Quote from Batman28:

very interesting.. need a site dedicated to this.. dont want to lose track of this project

keep it going!!

Thanks for the encouragement. Guess I better stop answering this thread though and get it setup already!
 
Quote from Pippi436:

GreaterReturn: how does TickZoom handle those large amounts of data during simulation/optimization? One limitation i faced with Neoticker was, that all of the data had to be loaded in memory to perform tick-replays - which is not possible for a long tick-history on multiple instruments.

By the way, this will be greatly helped by having a quad core PC. That's because loading the tick data is CPU intensive as well as processing the historical test.

It's much more cool if you have those running in parrallel which is what TickZOOM does naturally if you have multiple CPUs.
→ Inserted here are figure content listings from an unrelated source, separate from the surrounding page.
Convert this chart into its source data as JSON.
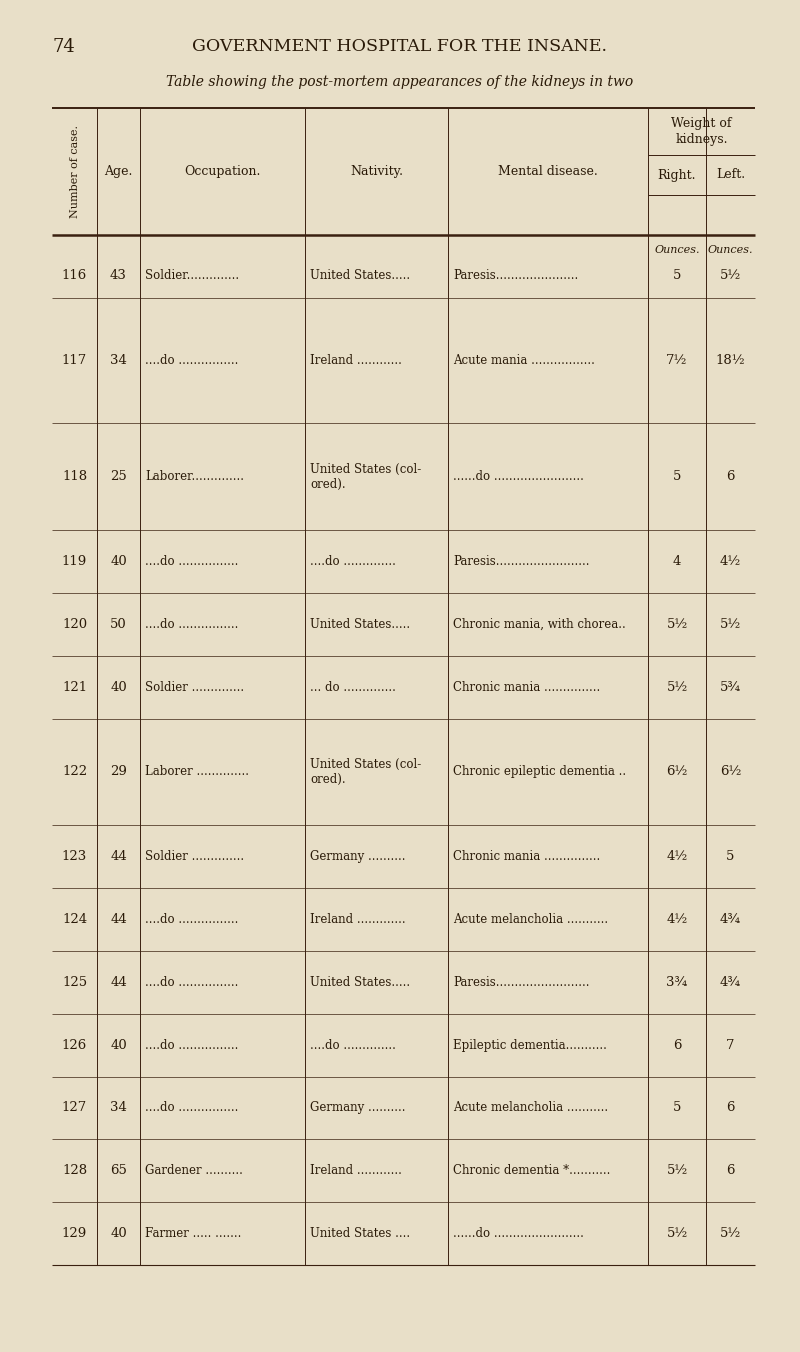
{
  "page_number": "74",
  "header_title": "GOVERNMENT HOSPITAL FOR THE INSANE.",
  "subtitle": "Table showing the post-mortem appearances of the kidneys in two",
  "bg_color": "#e8dfc8",
  "text_color": "#2a1a08",
  "rows": [
    {
      "num": "116",
      "age": "43",
      "occ": "Soldier..............",
      "nat": "United States.....",
      "dis": "Paresis......................",
      "right": "5",
      "left": "5½"
    },
    {
      "num": "117",
      "age": "34",
      "occ": "....do ................",
      "nat": "Ireland ............",
      "dis": "Acute mania .................",
      "right": "7½",
      "left": "18½"
    },
    {
      "num": "118",
      "age": "25",
      "occ": "Laborer..............",
      "nat": "United States (col-\nored).",
      "dis": "......do ........................",
      "right": "5",
      "left": "6"
    },
    {
      "num": "119",
      "age": "40",
      "occ": "....do ................",
      "nat": "....do ..............",
      "dis": "Paresis.........................",
      "right": "4",
      "left": "4½"
    },
    {
      "num": "120",
      "age": "50",
      "occ": "....do ................",
      "nat": "United States.....",
      "dis": "Chronic mania, with chorea..",
      "right": "5½",
      "left": "5½"
    },
    {
      "num": "121",
      "age": "40",
      "occ": "Soldier ..............",
      "nat": "... do ..............",
      "dis": "Chronic mania ...............",
      "right": "5½",
      "left": "5¾"
    },
    {
      "num": "122",
      "age": "29",
      "occ": "Laborer ..............",
      "nat": "United States (col-\nored).",
      "dis": "Chronic epileptic dementia ..",
      "right": "6½",
      "left": "6½"
    },
    {
      "num": "123",
      "age": "44",
      "occ": "Soldier ..............",
      "nat": "Germany ..........",
      "dis": "Chronic mania ...............",
      "right": "4½",
      "left": "5"
    },
    {
      "num": "124",
      "age": "44",
      "occ": "....do ................",
      "nat": "Ireland .............",
      "dis": "Acute melancholia ...........",
      "right": "4½",
      "left": "4¾"
    },
    {
      "num": "125",
      "age": "44",
      "occ": "....do ................",
      "nat": "United States.....",
      "dis": "Paresis.........................",
      "right": "3¾",
      "left": "4¾"
    },
    {
      "num": "126",
      "age": "40",
      "occ": "....do ................",
      "nat": "....do ..............",
      "dis": "Epileptic dementia...........",
      "right": "6",
      "left": "7"
    },
    {
      "num": "127",
      "age": "34",
      "occ": "....do ................",
      "nat": "Germany ..........",
      "dis": "Acute melancholia ...........",
      "right": "5",
      "left": "6"
    },
    {
      "num": "128",
      "age": "65",
      "occ": "Gardener ..........",
      "nat": "Ireland ............",
      "dis": "Chronic dementia *...........",
      "right": "5½",
      "left": "6"
    },
    {
      "num": "129",
      "age": "40",
      "occ": "Farmer ..... .......",
      "nat": "United States ....",
      "dis": "......do ........................",
      "right": "5½",
      "left": "5½"
    }
  ]
}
They're coll. They only help a little on a signal back test pass.

But when you run an optimization, it's cool to see all 4 CPUs peg out and clock the test finishes 4 times faster!!!

One thing I want to do later is use a technology I found to pool CPUs across PC.

That way if you happen to have a laptop or another PC and run a backtest, it's remotely kick off a job to run some of the test on the other PCs.

But what, that would be TOO powerful, wouldn't it?

Before I do that I will say to double the performance of TickZOOM itself at least once or twice more.

It's getting harder and harder to squeeze performance out of it. But it still has some more to give.